Tátrai Péter, Krajcsi Péter
Solvo Biotechnology, Science Park, Building B1, 4-20 Irinyi József utca, H-1117 Budapest, Hungary.
Faculty of Health Sciences, Semmelweis University, H-1085 Budapest, Hungary.
Pharmaceutics. 2020 Aug 11;12(8):755. doi: 10.3390/pharmaceutics12080755.
Bilirubin, the end product of heme catabolism, is produced continuously in the body and may reach toxic levels if accumulates in the serum and tissues; therefore, a highly efficient mechanism evolved for its disposition. Normally, unconjugated bilirubin enters hepatocytes through the uptake transporters organic anion transporting polypeptide (OATP) 1B1 and 1B3, undergoes glucuronidation by the Phase II enzyme UDP glucuronosyltransferase 1A1 (UGT1A1), and conjugated forms are excreted into the bile by the canalicular export pump multidrug resistance protein 2 (MRP2). Any remaining conjugated bilirubin is transported back to the blood by MRP3 and passed on for uptake and excretion by downstream hepatocytes or the kidney. The bile salt export pump BSEP as the main motor of bile flow is indirectly involved in bilirubin disposition. Genetic mutations and xenobiotics that interfere with this machinery may impede bilirubin disposition and cause hyperbilirubinemia. Several pharmaceutical compounds are known to cause hyperbilirubinemia via inhibition of OATP1Bs, UGT1A1, or BSEP. Herein we briefly review the in vitro prediction methods that serve to identify drugs with a potential to induce hyperbilirubinemia. In vitro assays can be deployed early in drug development and may help to minimize late-stage attrition. Based on current evidence, drugs that behave as mono- or multispecific inhibitors of OATP1B1, UGT1A1, and BSEP in vitro are at risk of causing clinically significant hyperbilirubinemia. By integrating inhibition data from in vitro assays, drug serum concentrations, and clinical reports of hyperbilirubinemia, predictor cut-off values have been established and are provisionally suggested in this review. Further validation of in vitro readouts to clinical outcomes is expected to enhance the predictive power of these assays.

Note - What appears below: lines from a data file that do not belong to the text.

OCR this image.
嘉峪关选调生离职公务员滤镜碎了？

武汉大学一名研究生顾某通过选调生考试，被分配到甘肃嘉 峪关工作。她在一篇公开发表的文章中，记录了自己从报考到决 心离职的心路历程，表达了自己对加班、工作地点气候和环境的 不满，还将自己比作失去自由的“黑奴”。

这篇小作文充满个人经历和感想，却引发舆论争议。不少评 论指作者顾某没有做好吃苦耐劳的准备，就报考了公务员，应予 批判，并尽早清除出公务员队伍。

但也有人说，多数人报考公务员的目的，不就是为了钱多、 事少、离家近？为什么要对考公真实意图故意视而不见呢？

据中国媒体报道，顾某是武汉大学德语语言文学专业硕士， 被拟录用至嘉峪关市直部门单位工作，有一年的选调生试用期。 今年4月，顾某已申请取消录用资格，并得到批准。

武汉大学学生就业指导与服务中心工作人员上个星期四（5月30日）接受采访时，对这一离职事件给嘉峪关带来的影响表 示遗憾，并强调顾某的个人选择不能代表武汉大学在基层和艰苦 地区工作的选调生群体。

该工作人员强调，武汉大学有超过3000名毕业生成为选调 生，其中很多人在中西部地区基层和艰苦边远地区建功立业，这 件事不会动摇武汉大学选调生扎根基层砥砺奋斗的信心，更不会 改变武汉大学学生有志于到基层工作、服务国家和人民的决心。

胆红素是血红素分解代谢的终产物,在体内持续产生,如果在血清和组织中蓄积,可能会达到毒性水平;因此,进化出了一种高效的处理机制。正常情况下,未结合胆红素通过摄取转运体有机阴离子转运多肽(OATP)1B1和1B3进入肝细胞,经II相酶尿苷二磷酸葡萄糖醛酸基转移酶1A1(UGT1A1)进行葡萄糖醛酸化,结合形式的胆红素通过胆小管输出泵多药耐药蛋白2(MRP2)排泄到胆汁中。任何剩余的结合胆红素由MRP3转运回血液,并传递给下游肝细胞或肾脏进行摄取和排泄。胆盐输出泵BSEP作为胆汁流动的主要动力,间接参与胆红素的处理。干扰这一机制的基因突变和外源性物质可能会阻碍胆红素的处理并导致高胆红素血症。已知几种药物化合物可通过抑制OATP1B、UGT1A1或BSEP导致高胆红素血症。本文简要综述了用于识别具有诱发高胆红素血症潜力药物的体外预测方法。体外试验可在药物研发早期开展,有助于减少后期淘汰。根据目前的证据,在体外表现为OATP1B1、UGT1A1和BSEP单特异性或多特异性抑制剂的药物有导致临床显著高胆红素血症的风险。通过整合体外试验的抑制数据、药物血清浓度和高胆红素血症的临床报告,已建立了预测截断值,并在本综述中临时提出。体外读数与临床结果的进一步验证有望提高这些试验的预测能力。